Afin d’éviter le pillage des maisons abandonnées, les M.P.’s font preuve de beaucoup de vigilance et contrôlent civils et militaires se déplaçant dans la ville. En dehors de nos heures de garde, nous sommes consignés dans notre quartier et la moindre infraction à cette consigne vous amène tout droit au P.C. américain pour justification.

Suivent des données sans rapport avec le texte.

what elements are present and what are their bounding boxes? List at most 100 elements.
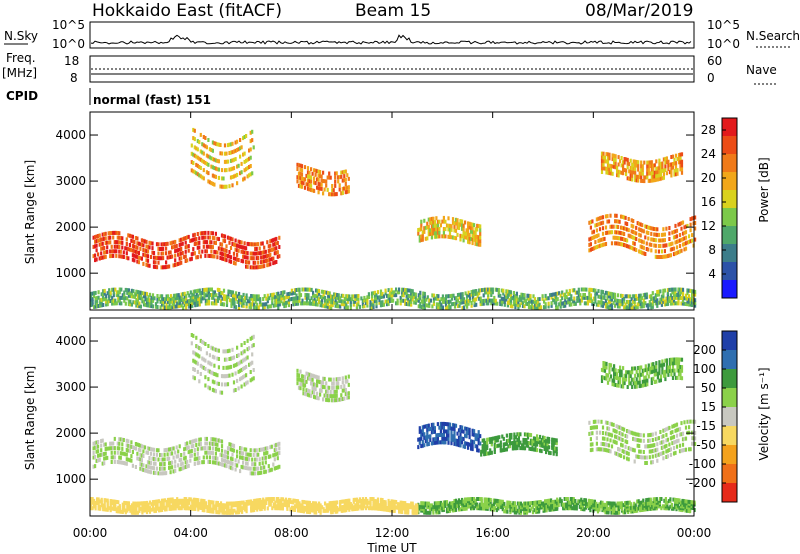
echo-cell bbox=[474, 234, 477, 239]
echo-cell bbox=[498, 499, 501, 504]
echo-cell bbox=[289, 291, 292, 296]
echo-cell bbox=[461, 300, 464, 305]
echo-cell bbox=[603, 159, 607, 164]
echo-cell bbox=[226, 373, 230, 378]
echo-region bbox=[600, 357, 684, 389]
echo-cell bbox=[421, 429, 424, 433]
echo-cell bbox=[691, 300, 694, 305]
echo-cell bbox=[131, 248, 134, 253]
echo-cell bbox=[332, 192, 335, 197]
echo-cell bbox=[508, 298, 511, 303]
echo-cell bbox=[624, 305, 627, 310]
echo-cell bbox=[479, 235, 482, 240]
echo-cell bbox=[207, 253, 210, 258]
echo-cell bbox=[662, 254, 665, 259]
echo-cell bbox=[136, 245, 139, 250]
echo-cell bbox=[644, 175, 647, 180]
echo-cell bbox=[418, 234, 421, 239]
echo-cell bbox=[429, 438, 432, 442]
echo-cell bbox=[426, 431, 429, 436]
echo-cell bbox=[217, 246, 220, 251]
echo-cell bbox=[680, 221, 683, 226]
echo-cell bbox=[453, 228, 456, 233]
echo-cell bbox=[278, 451, 281, 455]
echo-cell bbox=[435, 440, 438, 445]
echo-cell bbox=[511, 443, 514, 448]
echo-cell bbox=[342, 293, 345, 298]
echo-cell bbox=[507, 444, 510, 449]
echo-cell bbox=[323, 376, 326, 381]
echo-cell bbox=[606, 163, 610, 168]
echo-cell bbox=[196, 172, 199, 177]
echo-cell bbox=[258, 251, 261, 256]
echo-cell bbox=[464, 220, 467, 225]
echo-cell bbox=[306, 376, 310, 381]
echo-cell bbox=[180, 457, 183, 462]
echo-cell bbox=[465, 502, 468, 507]
echo-cell bbox=[661, 161, 664, 166]
echo-cell bbox=[568, 302, 571, 307]
echo-cell bbox=[146, 450, 150, 455]
echo-cell bbox=[277, 299, 280, 304]
echo-cell bbox=[216, 158, 219, 163]
echo-cell bbox=[151, 246, 154, 251]
echo-cell bbox=[456, 218, 459, 223]
echo-cell bbox=[384, 291, 387, 296]
echo-region bbox=[190, 333, 255, 395]
echo-cell bbox=[405, 293, 408, 298]
echo-cell bbox=[373, 293, 377, 298]
echo-cell bbox=[604, 301, 608, 306]
echo-cell bbox=[540, 443, 543, 448]
echo-cell bbox=[226, 235, 230, 240]
echo-cell bbox=[317, 169, 320, 174]
echo-cell bbox=[645, 444, 648, 449]
echo-cell bbox=[299, 184, 302, 189]
echo-cell bbox=[248, 156, 251, 161]
echo-cell bbox=[192, 289, 195, 294]
echo-cell bbox=[443, 299, 446, 304]
echo-cell bbox=[94, 454, 97, 459]
echo-cell bbox=[523, 440, 527, 445]
echo-cell bbox=[275, 297, 278, 302]
echo-cell bbox=[680, 159, 684, 164]
echo-cell bbox=[677, 295, 680, 300]
echo-cell bbox=[676, 361, 679, 366]
echo-cell bbox=[207, 360, 210, 365]
echo-cell bbox=[207, 287, 210, 292]
echo-cell bbox=[251, 471, 254, 476]
echo-cell bbox=[473, 230, 476, 235]
echo-cell bbox=[638, 376, 641, 381]
echo-cell bbox=[281, 296, 284, 301]
echo-cell bbox=[600, 441, 603, 446]
echo-cell bbox=[532, 447, 536, 452]
echo-cell bbox=[243, 241, 246, 246]
echo-cell bbox=[471, 241, 474, 246]
echo-cell bbox=[517, 303, 520, 308]
echo-cell bbox=[597, 302, 600, 307]
echo-cell bbox=[319, 380, 322, 385]
echo-cell bbox=[450, 224, 453, 229]
echo-cell bbox=[467, 431, 470, 436]
echo-cell bbox=[607, 291, 611, 296]
echo-cell bbox=[511, 446, 514, 451]
echo-cell bbox=[663, 428, 666, 432]
echo-cell bbox=[658, 378, 661, 383]
echo-cell bbox=[355, 305, 358, 310]
echo-cell bbox=[457, 439, 461, 444]
echo-cell bbox=[200, 296, 203, 301]
echo-cell bbox=[416, 298, 419, 303]
echo-cell bbox=[190, 439, 193, 444]
echo-cell bbox=[617, 383, 620, 388]
echo-cell bbox=[95, 239, 98, 244]
echo-cell bbox=[503, 294, 506, 299]
echo-cell bbox=[539, 503, 542, 508]
echo-cell bbox=[223, 449, 227, 454]
echo-cell bbox=[659, 289, 662, 294]
echo-cell bbox=[486, 437, 489, 442]
echo-cell bbox=[492, 502, 495, 507]
echo-cell bbox=[468, 504, 471, 509]
echo-cell bbox=[94, 239, 97, 244]
echo-cell bbox=[444, 440, 447, 445]
echo-cell bbox=[461, 425, 464, 430]
echo-cell bbox=[506, 300, 509, 305]
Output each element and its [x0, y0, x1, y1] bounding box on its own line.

Une certaine nuit, j’étais de garde dans une de ces rues bordée de chars ; je fus subitement tiré de ma torpeur hivernale par le crépitement d’une mitraillette et la voix d’un haut-parleur invitant les soldats belges à déserter l’armée américaine, nous comparant aux Waffen SS. volontaires étrangers de l’armée allemande. Je pris immédiatement position sur un de ces énormes chars, mitrail­lette armée et décidé à faire face aux événements. Tout ce bruit nocturne semble très proche. Finalement tout se calma et, lors de la descente de garde, vers deux heures du matin, j’appris qu’un commando allemand avait pénétré dans la ville, avait tué plusieurs soldats américains ainsi que le nouveau bourgmestre d’Aix-la-Chapelle, installé dans un des bunkers de la ville.

 

25 mars 1945         

 

Nous quittons Aix-la-Chapelle pour revenir en Belgique à Raeren afin de nous regrouper et de redistribuer les affectations en vue de la dernière phase de la guerre contre l’Allemagne nazie. Ici nous ne restons que 48 heures et nous logeons chez le privé en attendant notre départ. (Famille Baguette de Raeren)

 

28 mars 1945       

 

Nous quittons Raeren pour l’Allemagne vers 19 heures, vers une destination secrète. En pleine nuit, nos camions stoppent dans l’obscurité de la forêt et nous sommes invités à descendre sans bruit et sans allumer ni lampe de poche, ni cigarette. Nos chefs nous informent que dans les environs immédiats nous trouverions des baraques pour nous étendre jusqu’au levé du jour. Le temps est froid et il pleut. Fatigués, nous nous laissons tomber dans ce qui semble être des lits militaires sous ce qui ressemble à des baraques. Je me suis étendu dans une de ces caisses en bois et me suis assoupi jusqu’au matin. À mon réveil, je constate que même ma capote est trempée. J’avais dormi dans une baraque sans toiture !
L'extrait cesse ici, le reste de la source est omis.